Hacken PoR Audit Confirms MEXC Fully Backed as Independent Proofs Decline
MEXC commissioned an independent Proof of Reserves (PoR) audit by blockchain-security firm Hacken that confirms the exchange’s on-chain and off-exchange assets exceed 100% of user liabilities for major tokens including BTC, ETH, USDT and USDC. Hacken validated wallet ownership, outbound-transaction proofs and used Merkle-tree liabilities verification so users can anonymously verify inclusion of their balances. The report lists reserve wallet addresses, multi-chain balances (Bitcoin, Ethereum, Solana, TON, Tron, BNB Chain, Arbitrum, Optimism, Avalanche-C, Base, Polygon, Aptos, Sui) and shows reserve coverage ratios above 100% for key assets. MEXC says PoR reporting is now a continuous practice to improve transparency, asset segregation and accessibility of funds.
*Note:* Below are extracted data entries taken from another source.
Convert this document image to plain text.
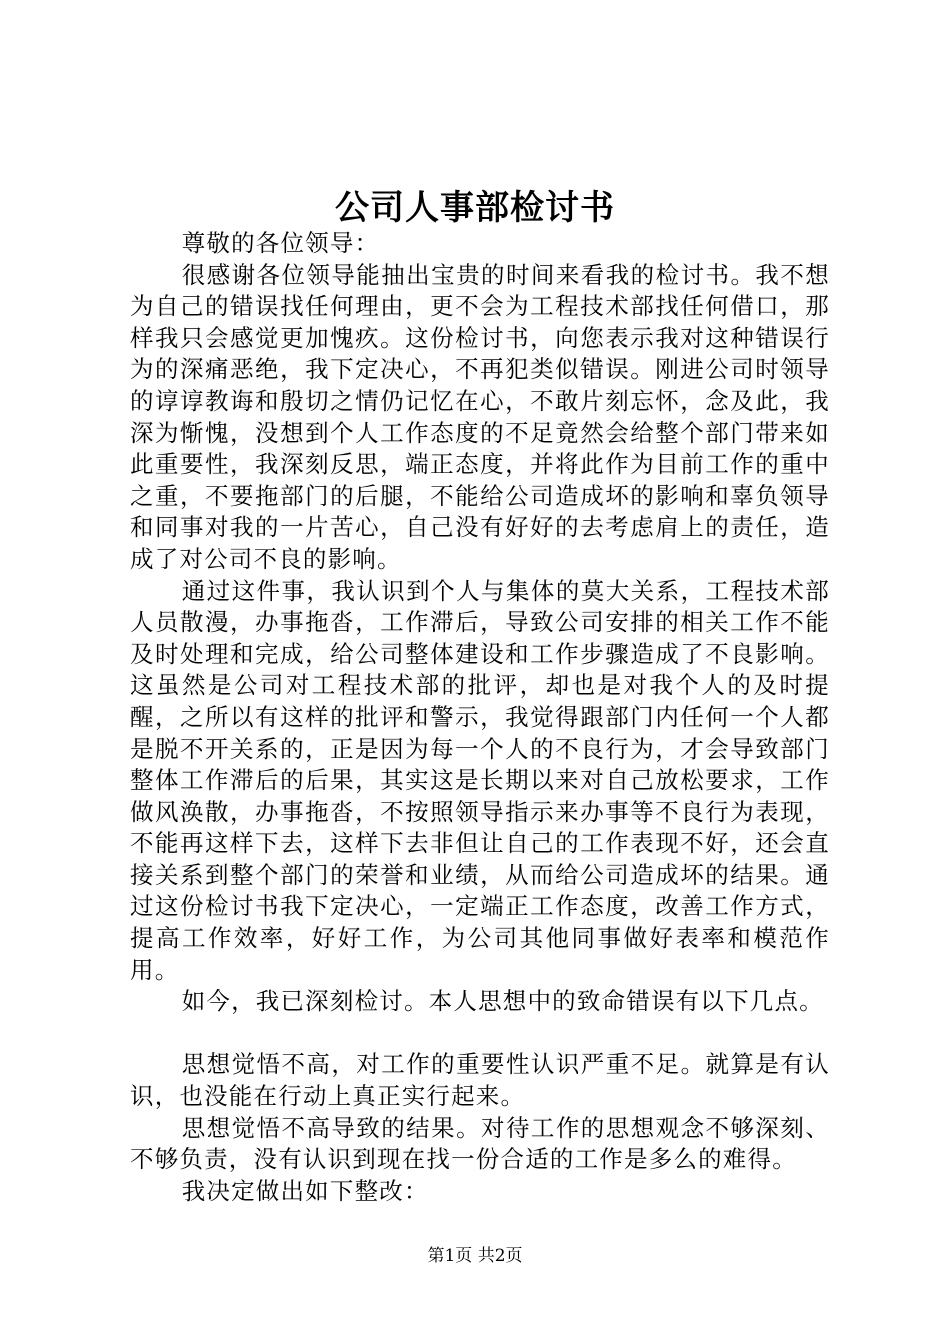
公司人事部检讨书

尊敬的各位领导：

很感谢各位领导能抽出宝贵的时间来看我的检讨书。我不想为自己的错误找任何理由，更不会为工程技术部找任何借口，那样我只会感觉更加愧疚。这份检讨书，向您表示我对这种错误行为的深痛恶绝，我下定决心，不再犯类似错误。刚进公司时领导的谆谆教诲和殷切之情仍记忆在心，不敢片刻忘怀，念及此，我深为惭愧，没想到个人工作态度的不足竟然会给整个部门带来如此重要性，我深刻反思，端正态度，并将此作为目前工作的重中之重，不要拖部门的后腿，不能给公司造成坏的影响和辜负领导和同事对我的一片苦心，自己没有好好的去考虑肩上的责任，造成了对公司不良的影响。

通过这件事，我认识到个人与集体的莫大关系，工程技术部人员散漫，办事拖沓，工作滞后，导致公司安排的相关工作不能及时处理和完成，给公司整体建设和工作步骤造成了不良影响。这虽然是公司对工程技术部的批评，却也是对我个人的及时提醒，之所以有这样的批评和警示，我觉得跟部门内任何一个人都是脱不开关系的，正是因为每一个人的不良行为，才会导致部门整体工作滞后的后果，其实这是长期以来对自己放松要求，工作做风涣散，办事拖沓，不按照领导指示来办事等不良行为表现，不能再这样下去，这样下去非但让自己的工作表现不好，还会直接关系到整个部门的荣誉和业绩，从而给公司造成坏的结果。通过这份检讨书我下定决心，一定端正工作态度，改善工作方式，提高工作效率，好好工作，为公司其他同事做好表率和模范作用。

如今，我已深刻检讨。本人思想中的致命错误有以下几点。

思想觉悟不高，对工作的重要性认识严重不足。就算是有认识，也没能在行动上真正实行起来。

思想觉悟不高导致的结果。对待工作的思想观念不够深刻、不够负责，没有认识到现在找一份合适的工作是多么的难得。

我决定做出如下整改：

第1页 共2页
Hacken found robust reserve management and diversified holdings and concluded MEXC is solvent after accounting for off-exchange obligations. The audit is presented as a benchmark for verifiable transparency even as many large exchanges shift toward internal dashboards or cryptographic attestations rather than external audits. For traders: the audit reduces counterparty solvency uncertainty for assets held on MEXC, increases confidence in withdrawal safety and may modestly affect liquidity or order flow for the exchange’s listed tokens, though PoR does not eliminate other operational or custodial risks.
Bullish
An independent PoR audit confirming >100% reserves for major tokens (BTC, ETH, USDT, USDC) reduces solvency concerns for traders with funds on MEXC. In the short term this transparency can increase user confidence, lower withdrawal-related fear, and modestly boost on-exchange liquidity for the listed assets — a bullish catalyst for those token markets on this platform. Over the medium to long term, repeated or continuous PoR reporting can attract cautious capital and improve order-book depth on MEXC versus less-transparent venues. However, the impact is constrained: PoR addresses custody and reserve sufficiency but does not remove operational, custody-provider, regulatory or market-wide systemic risks, so price effects are likely moderate rather than extreme.